# Beginner level sources



## Nicholai Hel

I have just started to learn Korean. And I want you to suggest books,magazines,films,learning dvd's etc.
And I want to know your learning experiences. Please share with me and suggest me how to study Korean language. Thank you very much


----------



## kenjoluma

Nobody answered this thread so I'll bite the bullet. 

If you _just_ started learning, I guess you are learning the alphabet, the pronunciations and the syntax. Hopefully you will find a good textbook in your local bookstore, but if you can't, my suggestion would be, go to Youtube. There are tons of videos explaining how to write and how to read Korean. The thing I love the most about Youtube is, if you watch a clip, there are a bunch of related videos popping up in the side. 

Any other learning materials such as movies and magazines can be found on the Internet. This involves some 'indiscretion' and 'illegal activity', you may want to PM me. Let's not provoke the moderators here. 

And what else... Oh, this site! This language forum is a great tool. Even native speakers such as I learn something new about my language once in a while. So, if you have any question, use here. 

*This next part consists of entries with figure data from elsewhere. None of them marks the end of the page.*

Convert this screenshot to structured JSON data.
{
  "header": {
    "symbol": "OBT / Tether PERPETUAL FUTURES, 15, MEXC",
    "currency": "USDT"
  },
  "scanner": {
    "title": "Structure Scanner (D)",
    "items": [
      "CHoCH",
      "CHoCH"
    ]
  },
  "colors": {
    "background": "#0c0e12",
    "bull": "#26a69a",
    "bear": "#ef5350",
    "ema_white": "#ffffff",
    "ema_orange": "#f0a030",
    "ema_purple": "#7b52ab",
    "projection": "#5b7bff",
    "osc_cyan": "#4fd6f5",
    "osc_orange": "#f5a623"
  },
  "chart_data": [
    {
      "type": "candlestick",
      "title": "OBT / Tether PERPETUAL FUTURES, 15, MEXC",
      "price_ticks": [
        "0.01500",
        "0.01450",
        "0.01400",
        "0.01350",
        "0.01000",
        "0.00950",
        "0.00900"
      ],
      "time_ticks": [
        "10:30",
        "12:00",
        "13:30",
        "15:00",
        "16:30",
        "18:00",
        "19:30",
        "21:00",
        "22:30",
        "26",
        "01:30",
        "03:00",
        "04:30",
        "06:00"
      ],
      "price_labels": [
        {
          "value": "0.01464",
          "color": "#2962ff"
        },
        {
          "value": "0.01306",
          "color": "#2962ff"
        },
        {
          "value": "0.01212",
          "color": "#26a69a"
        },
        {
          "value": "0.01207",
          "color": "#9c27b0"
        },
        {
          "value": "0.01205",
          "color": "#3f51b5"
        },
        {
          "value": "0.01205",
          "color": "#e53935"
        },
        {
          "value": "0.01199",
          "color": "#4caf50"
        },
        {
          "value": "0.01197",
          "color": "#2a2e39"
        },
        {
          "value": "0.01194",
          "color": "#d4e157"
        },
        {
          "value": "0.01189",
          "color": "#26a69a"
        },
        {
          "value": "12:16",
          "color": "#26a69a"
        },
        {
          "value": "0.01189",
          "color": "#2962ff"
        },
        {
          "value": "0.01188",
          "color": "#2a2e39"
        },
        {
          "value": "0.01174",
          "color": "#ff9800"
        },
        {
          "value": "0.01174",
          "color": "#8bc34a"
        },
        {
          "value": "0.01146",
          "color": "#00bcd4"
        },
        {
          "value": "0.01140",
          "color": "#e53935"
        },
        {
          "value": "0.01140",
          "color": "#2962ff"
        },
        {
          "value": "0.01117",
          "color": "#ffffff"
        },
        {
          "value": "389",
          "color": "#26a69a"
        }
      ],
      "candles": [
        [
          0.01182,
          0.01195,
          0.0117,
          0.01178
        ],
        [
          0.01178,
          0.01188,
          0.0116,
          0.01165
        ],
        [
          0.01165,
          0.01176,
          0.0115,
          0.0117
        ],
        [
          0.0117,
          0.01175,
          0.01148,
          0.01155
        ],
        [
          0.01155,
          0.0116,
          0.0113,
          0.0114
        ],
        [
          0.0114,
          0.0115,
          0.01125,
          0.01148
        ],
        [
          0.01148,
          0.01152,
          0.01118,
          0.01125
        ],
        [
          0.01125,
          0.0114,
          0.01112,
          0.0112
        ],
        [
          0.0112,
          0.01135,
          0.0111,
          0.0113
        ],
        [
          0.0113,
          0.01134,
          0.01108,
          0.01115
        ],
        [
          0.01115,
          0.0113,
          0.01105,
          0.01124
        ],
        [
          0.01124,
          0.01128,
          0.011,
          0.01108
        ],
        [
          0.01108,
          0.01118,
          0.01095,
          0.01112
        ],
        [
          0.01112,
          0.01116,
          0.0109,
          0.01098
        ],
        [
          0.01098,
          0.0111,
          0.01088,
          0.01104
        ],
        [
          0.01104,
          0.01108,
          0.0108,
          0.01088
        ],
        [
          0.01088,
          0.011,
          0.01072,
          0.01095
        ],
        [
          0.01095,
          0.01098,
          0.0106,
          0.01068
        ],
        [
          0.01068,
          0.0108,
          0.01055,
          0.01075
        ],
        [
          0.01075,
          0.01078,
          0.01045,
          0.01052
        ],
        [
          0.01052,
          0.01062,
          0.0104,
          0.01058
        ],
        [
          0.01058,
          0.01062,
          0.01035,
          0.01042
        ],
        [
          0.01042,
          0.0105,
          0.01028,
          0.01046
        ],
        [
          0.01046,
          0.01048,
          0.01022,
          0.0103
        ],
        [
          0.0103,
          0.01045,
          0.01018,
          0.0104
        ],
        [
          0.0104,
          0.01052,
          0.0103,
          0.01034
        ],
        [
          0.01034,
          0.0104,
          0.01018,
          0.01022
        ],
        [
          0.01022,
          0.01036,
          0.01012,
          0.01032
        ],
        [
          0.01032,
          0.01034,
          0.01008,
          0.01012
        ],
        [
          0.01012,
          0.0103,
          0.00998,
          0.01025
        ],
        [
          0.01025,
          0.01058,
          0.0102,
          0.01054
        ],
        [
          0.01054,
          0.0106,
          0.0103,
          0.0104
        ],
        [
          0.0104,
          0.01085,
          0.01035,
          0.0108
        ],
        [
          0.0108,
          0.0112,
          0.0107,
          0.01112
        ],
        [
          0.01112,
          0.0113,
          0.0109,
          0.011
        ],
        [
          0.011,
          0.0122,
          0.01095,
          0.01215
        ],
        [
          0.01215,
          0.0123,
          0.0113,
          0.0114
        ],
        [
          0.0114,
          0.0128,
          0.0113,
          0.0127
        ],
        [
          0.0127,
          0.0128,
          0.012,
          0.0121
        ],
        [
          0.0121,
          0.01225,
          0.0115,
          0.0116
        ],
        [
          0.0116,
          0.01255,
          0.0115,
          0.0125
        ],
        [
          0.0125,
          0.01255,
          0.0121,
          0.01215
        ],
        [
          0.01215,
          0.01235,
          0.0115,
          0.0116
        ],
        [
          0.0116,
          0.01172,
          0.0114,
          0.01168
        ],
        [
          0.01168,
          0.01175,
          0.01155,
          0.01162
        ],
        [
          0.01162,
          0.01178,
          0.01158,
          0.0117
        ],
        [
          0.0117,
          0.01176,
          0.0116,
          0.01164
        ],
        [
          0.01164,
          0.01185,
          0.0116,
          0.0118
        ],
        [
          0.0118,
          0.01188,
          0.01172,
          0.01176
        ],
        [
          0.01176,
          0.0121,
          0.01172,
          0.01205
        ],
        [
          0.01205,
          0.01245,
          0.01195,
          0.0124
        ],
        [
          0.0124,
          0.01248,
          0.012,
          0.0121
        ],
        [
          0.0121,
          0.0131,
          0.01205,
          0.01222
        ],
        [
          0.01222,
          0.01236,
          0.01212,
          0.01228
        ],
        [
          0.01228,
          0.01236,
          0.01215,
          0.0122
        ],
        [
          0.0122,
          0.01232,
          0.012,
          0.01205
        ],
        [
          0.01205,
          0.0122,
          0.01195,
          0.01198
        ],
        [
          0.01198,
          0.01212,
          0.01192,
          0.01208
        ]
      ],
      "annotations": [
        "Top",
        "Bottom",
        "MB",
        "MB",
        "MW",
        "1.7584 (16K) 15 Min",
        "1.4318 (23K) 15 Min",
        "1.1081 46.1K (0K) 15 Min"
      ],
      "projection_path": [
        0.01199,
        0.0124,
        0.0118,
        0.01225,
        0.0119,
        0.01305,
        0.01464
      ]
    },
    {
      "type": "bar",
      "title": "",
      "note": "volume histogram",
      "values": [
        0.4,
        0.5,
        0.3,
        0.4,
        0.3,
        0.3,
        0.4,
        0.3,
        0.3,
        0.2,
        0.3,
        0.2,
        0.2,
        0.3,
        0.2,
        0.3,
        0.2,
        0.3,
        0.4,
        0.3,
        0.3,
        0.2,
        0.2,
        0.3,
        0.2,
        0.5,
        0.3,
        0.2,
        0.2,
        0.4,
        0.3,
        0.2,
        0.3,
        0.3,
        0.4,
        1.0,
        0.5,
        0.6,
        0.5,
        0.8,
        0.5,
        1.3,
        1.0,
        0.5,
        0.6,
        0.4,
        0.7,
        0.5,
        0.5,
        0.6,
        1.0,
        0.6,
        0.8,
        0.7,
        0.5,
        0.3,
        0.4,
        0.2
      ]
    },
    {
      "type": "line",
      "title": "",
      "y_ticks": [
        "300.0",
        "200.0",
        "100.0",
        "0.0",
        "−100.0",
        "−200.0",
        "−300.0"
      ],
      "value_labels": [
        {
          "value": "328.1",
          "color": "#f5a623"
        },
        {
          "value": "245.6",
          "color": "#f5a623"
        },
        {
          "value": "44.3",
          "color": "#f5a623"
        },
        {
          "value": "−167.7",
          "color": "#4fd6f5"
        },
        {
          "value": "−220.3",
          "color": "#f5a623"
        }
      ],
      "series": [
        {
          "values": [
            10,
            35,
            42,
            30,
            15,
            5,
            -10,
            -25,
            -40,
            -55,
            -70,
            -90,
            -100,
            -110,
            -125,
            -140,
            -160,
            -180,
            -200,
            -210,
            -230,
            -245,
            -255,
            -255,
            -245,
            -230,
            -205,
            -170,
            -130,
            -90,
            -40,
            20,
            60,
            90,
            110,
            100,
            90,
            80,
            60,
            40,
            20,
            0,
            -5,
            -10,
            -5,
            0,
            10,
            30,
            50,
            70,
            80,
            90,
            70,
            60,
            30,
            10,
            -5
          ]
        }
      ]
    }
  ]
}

PS. There are sticky threads introducing a number of internet resources, too. Did you check them out?


----------



## terredepomme

> This involves some 'indiscretion' and 'illegal activity'


No puedo creer que el mi paisano le aconseje el pirateo... Hay muchos materiales que puede obtener legalmente, incluso España o Francia!


----------



## terredepomme

Le aconsejo el diccionario Coreano-español electrónico... Su nombre es Dicple. Es mucho más conveniente para buscar las palabras coreanas (porque ellas no son in orden alfabetico...) Hay el diccionario Coreano-frances también, si Usted viene de Francia


----------



## amiee

i have learned korean for 2 years. but i am still a beginner....don't have many good advices but please remember vocabulary is important...


----------



## MyMj20

Hay! I just started learning Korean in August of this year as well. I am in college, so I am auditing the beginner level course at school. However, I have also come across 2 websites that are really helpful. The first and best one I have found is called TalkToMeInKorean.com They offer free lessons, and also free podcast. Another one is KoreanClass101.com (there is an option to buy, but I did not) with this site I recieve daily word of the day emails, but that is all I do with this site. Oh and one more is SurvivalPhrases.com which is also free. You should stop by these sites especially talk to me in Korean (my favorite). Hope this helps!


----------